Regulationsweise oder Regulationsdispositiv? Bekanntlich hat sich Lipietz mit der Formel von der Regulation als einer "geschichtlichen Fundsache" schon immer gegen funktionalistische bzw. versöhnerische Vorstellungen vom Verhältnis von Akkumulation (Ökonomie) und Regulation (Politik) gewehrt. Mit diesem Begriff sollten vielmehr Klassenkonflikte und politische Kämpfe, als deren Prozessresultat eine Regulationsweise sich herausschält, ins Zentrum der Untersuchung treten. Regulation als "Fundsache" bedeutet die Verabschiedung von jeder irgendwie gearteten Idee einer "logischen Korrespondenz" bzw. eines notwendigen "Entsprechungsverhältnisses" von prosperierendem Akkumulationsregime und einem kohärenten Set regulativer Normen und Institutionen, der den aktuellen Diskurs so umtreibt.
Dieses Forschungsprogramm wurde jedoch zum einen nie eingelöst. Faktisch bildeten nie die sozialen Auseinandersetzungen, sondern immer nur ihre Ergebnisse in geronnener Form den Analysegegenstand. Zum anderen unterstellt diese Konzeption der Regulation eine quasi politisch-voluntaristische Offenheit der Geschichte und vernachlässigt systematisch strukturell verankerte Herrschaftsverhältnisse.

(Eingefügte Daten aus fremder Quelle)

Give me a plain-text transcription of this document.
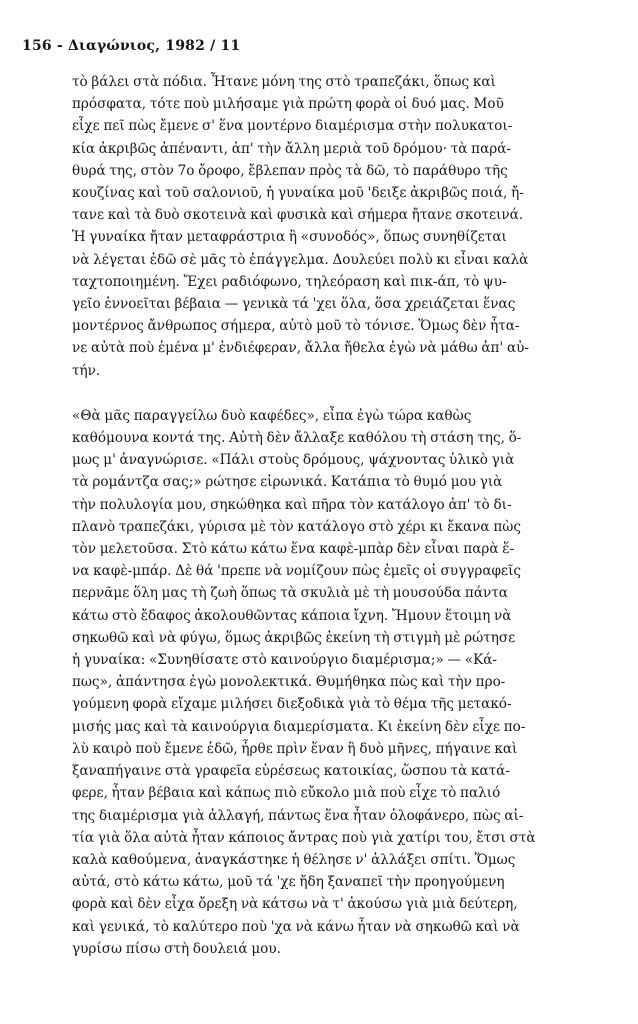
156 - Διαγώνιος, 1982 / 11
τὸ βάλει στὰ πόδια. Ἦτανε μόνη της στὸ τραπεζάκι, ὅπως καὶ
πρόσφατα, τότε ποὺ μιλήσαμε γιὰ πρώτη φορὰ οἱ δυό μας. Μοῦ
εἶχε πεῖ πὼς ἔμενε σ' ἕνα μοντέρνο διαμέρισμα στὴν πολυκατοι-
κία ἀκριβῶς ἀπέναντι, ἀπ' τὴν ἄλλη μεριὰ τοῦ δρόμου· τὰ παρά-
θυρά της, στὸν 7ο ὄροφο, ἔβλεπαν πρὸς τὰ δῶ, τὸ παράθυρο τῆς
κουζίνας καὶ τοῦ σαλονιοῦ, ἡ γυναίκα μοῦ 'δειξε ἀκριβῶς ποιά, ἤ-
τανε καὶ τὰ δυὸ σκοτεινὰ καὶ φυσικὰ καὶ σήμερα ἤτανε σκοτεινά.
Ἡ γυναίκα ἤταν μεταφράστρια ἢ «συνοδός», ὅπως συνηθίζεται
νὰ λέγεται ἐδῶ σὲ μᾶς τὸ ἐπάγγελμα. Δουλεύει πολὺ κι εἶναι καλὰ
ταχτοποιημένη. Ἔχει ραδιόφωνο, τηλεόραση καὶ πικ-άπ, τὸ ψυ-
γεῖο ἐννοεῖται βέβαια — γενικὰ τά 'χει ὅλα, ὅσα χρειάζεται ἕνας
μοντέρνος ἄνθρωπος σήμερα, αὐτὸ μοῦ τὸ τόνισε. Ὅμως δὲν ἦτα-
νε αὐτὰ ποὺ ἐμένα μ' ἐνδιέφεραν, ἄλλα ἤθελα ἐγὼ νὰ μάθω ἀπ' αὐ-
τήν.
«Θὰ μᾶς παραγγείλω δυὸ καφέδες», εἶπα ἐγὼ τώρα καθὼς
καθόμουνα κοντά της. Αὐτὴ δὲν ἄλλαξε καθόλου τὴ στάση της, ὅ-
μως μ' ἀναγνώρισε. «Πάλι στοὺς δρόμους, ψάχνοντας ὑλικὸ γιὰ
τὰ ρομάντζα σας;» ρώτησε εἰρωνικά. Κατάπια τὸ θυμό μου γιὰ
τὴν πολυλογία μου, σηκώθηκα καὶ πῆρα τὸν κατάλογο ἀπ' τὸ δι-
πλανὸ τραπεζάκι, γύρισα μὲ τὸν κατάλογο στὸ χέρι κι ἔκανα πὼς
τὸν μελετοῦσα. Στὸ κάτω κάτω ἕνα καφὲ-μπὰρ δὲν εἶναι παρὰ ἕ-
να καφὲ-μπάρ. Δὲ θά 'πρεπε νὰ νομίζουν πὼς ἐμεῖς οἱ συγγραφεῖς
περνᾶμε ὅλη μας τὴ ζωὴ ὅπως τὰ σκυλιὰ μὲ τὴ μουσούδα πάντα
κάτω στὸ ἔδαφος ἀκολουθῶντας κάποια ἴχνη. Ἤμουν ἕτοιμη νὰ
σηκωθῶ καὶ νὰ φύγω, ὅμως ἀκριβῶς ἐκείνη τὴ στιγμὴ μὲ ρώτησε
ἡ γυναίκα: «Συνηθίσατε στὸ καινούργιο διαμέρισμα;» — «Κά-
πως», ἀπάντησα ἐγὼ μονολεκτικά. Θυμήθηκα πὼς καὶ τὴν προ-
γούμενη φορὰ εἴχαμε μιλήσει διεξοδικὰ γιὰ τὸ θέμα τῆς μετακό-
μισής μας καὶ τὰ καινούργια διαμερίσματα. Κι ἐκείνη δὲν εἶχε πο-
λὺ καιρὸ ποὺ ἔμενε ἐδῶ, ἦρθε πρὶν ἕναν ἢ δυὸ μῆνες, πήγαινε καὶ
ξαναπήγαινε στὰ γραφεῖα εὑρέσεως κατοικίας, ὥσπου τὰ κατά-
φερε, ἦταν βέβαια καὶ κάπως πιὸ εὔκολο μιὰ ποὺ εἶχε τὸ παλιό
της διαμέρισμα γιὰ ἀλλαγή, πάντως ἕνα ἦταν ὁλοφάνερο, πὼς αἰ-
τία γιὰ ὅλα αὐτὰ ἦταν κάποιος ἄντρας ποὺ γιὰ χατίρι του, ἔτσι στὰ
καλὰ καθούμενα, ἀναγκάστηκε ἡ θέλησε ν' ἀλλάξει σπίτι. Ὅμως
αὐτά, στὸ κάτω κάτω, μοῦ τά 'χε ἤδη ξαναπεῖ τὴν προηγούμενη
φορὰ καὶ δὲν εἶχα ὄρεξη νὰ κάτσω νὰ τ' ἀκούσω γιὰ μιὰ δεύτερη,
καὶ γενικά, τὸ καλύτερο ποὺ 'χα νὰ κάνω ἦταν νὰ σηκωθῶ καὶ νὰ
γυρίσω πίσω στὴ δουλειά μου.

Gerade weil Regulation als "Prozess ohne steuerndes Subjekt" (Joachim Hirsch) historisch daher kommt, bezeichnet sie keinen kontingenten Prozess, sondern ist selbst kapitalistisch formbestimmt. Genau dies entgleitet der Analyse zunehmend, genauso wie der Regulationstheorie eine Kritik der Politik zunehmend fremd wird.

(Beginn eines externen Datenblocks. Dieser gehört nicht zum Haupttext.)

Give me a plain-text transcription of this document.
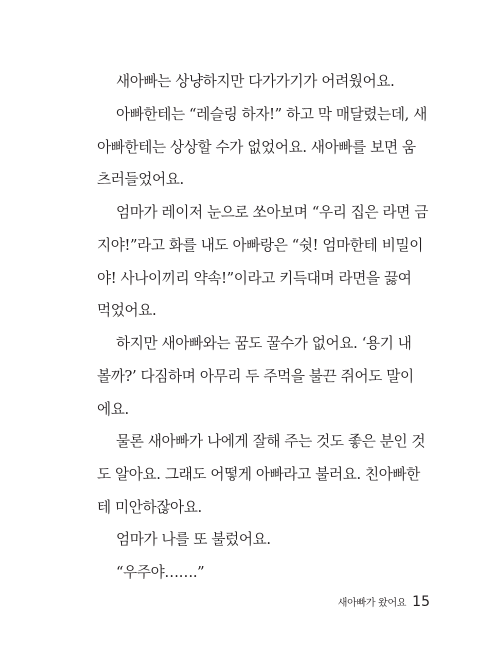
새아빠는 상냥하지만 다가가기가 어려웠어요.
아빠한테는 “레슬링 하자!” 하고 막 매달렸는데, 새
아빠한테는 상상할 수가 없었어요. 새아빠를 보면 움
츠러들었어요.
엄마가 레이저 눈으로 쏘아보며 “우리 집은 라면 금
지야!”라고 화를 내도 아빠랑은 “쉿! 엄마한테 비밀이
야! 사나이끼리 약속!”이라고 키득대며 라면을 끓여
먹었어요.
하지만 새아빠와는 꿈도 꿀수가 없어요. ‘용기 내
볼까?’ 다짐하며 아무리 두 주먹을 불끈 쥐어도 말이
에요.
물론 새아빠가 나에게 잘해 주는 것도 좋은 분인 것
도 알아요. 그래도 어떻게 아빠라고 불러요. 친아빠한
테 미안하잖아요.
엄마가 나를 또 불렀어요.
“우주야…….”
새아빠가 왔어요 15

Die relative Autonomie der Politik, von der jede nicht-ökonomistische Gesellschaftskritik ausgehen muss, gebiert beispielsweise bei Aglietta (2000: 40) eine herrschaftsfreie Zone, wenn er davon ausgeht, dass der Kapitalismus das Regulationsprinzip nicht in sich trage. "Dieses befindet sich (vielmehr) in der Kohärenz der sozialen Vermittlungen, die die Kapitalakkumulation auf den Fortschritt ausrichten".
Regulation wird damit aber nicht mehr aus der kapitalistischen Vergesellschaftung und ihren Widersprüchen entwickelt, sondern voluntaristisch, normativ "aufgepfropft".

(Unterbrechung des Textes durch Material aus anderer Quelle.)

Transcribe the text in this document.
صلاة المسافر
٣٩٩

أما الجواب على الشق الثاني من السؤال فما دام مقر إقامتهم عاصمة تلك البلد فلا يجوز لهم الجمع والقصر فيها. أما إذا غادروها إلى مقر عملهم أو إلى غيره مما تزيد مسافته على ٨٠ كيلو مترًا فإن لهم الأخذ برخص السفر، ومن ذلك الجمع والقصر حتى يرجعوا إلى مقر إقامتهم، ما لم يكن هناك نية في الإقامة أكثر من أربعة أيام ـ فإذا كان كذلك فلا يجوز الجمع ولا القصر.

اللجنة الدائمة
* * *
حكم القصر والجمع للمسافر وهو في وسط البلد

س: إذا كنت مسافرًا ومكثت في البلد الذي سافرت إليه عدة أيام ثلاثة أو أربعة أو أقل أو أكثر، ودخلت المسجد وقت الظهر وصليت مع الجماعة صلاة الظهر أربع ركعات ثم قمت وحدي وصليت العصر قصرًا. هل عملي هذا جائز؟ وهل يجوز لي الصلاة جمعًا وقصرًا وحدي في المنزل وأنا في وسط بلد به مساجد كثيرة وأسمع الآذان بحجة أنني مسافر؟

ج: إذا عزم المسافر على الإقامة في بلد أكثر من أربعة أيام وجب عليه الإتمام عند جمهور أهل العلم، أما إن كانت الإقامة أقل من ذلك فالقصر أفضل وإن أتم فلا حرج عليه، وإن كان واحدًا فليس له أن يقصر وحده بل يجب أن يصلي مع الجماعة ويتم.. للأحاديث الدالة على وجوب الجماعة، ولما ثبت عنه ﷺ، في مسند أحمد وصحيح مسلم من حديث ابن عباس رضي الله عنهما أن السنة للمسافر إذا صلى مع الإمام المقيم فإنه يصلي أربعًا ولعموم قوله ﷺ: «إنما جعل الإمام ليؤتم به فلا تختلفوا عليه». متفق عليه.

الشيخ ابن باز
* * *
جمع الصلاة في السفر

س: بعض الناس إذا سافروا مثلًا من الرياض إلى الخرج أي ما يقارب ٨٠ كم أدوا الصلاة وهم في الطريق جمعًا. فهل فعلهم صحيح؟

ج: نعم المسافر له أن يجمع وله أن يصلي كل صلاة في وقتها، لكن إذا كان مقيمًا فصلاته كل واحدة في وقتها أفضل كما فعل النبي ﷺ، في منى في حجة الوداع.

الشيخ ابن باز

Gesellschaftskritische Bescheidenheit paart sich mit Regulationsoptimismus.
Was Aglietta aber als Beginn des Regulationsprozesses vorstellt, was dem neuen Akkumulationsregime sozusagen aufgepfropft werden soll, ist in Wahrheit bereits in die Widerspruchskonstellation des Kapitalismus und damit in die tendenziell "totalisierende Natur" des kapitalistischen Produktionsverhältnisses (Ingrao/Rossanda) eingelassen und lässt sich als doppelte Grenzziehung herrschaftstheoretisch fassen und präzisieren.
Die relative Autonomie der Politik in modernen Gesellschaften fungiert nicht nur als eine politische Form, in der die erweiterte Reproduktion ungleicher Verhältnisse immer wieder gelingen kann; sie eröffnet auch Emanzipationspotenziale. Politische Regulation weist - als Möglichkeit - über das bestehende System der Herrschaft hinaus.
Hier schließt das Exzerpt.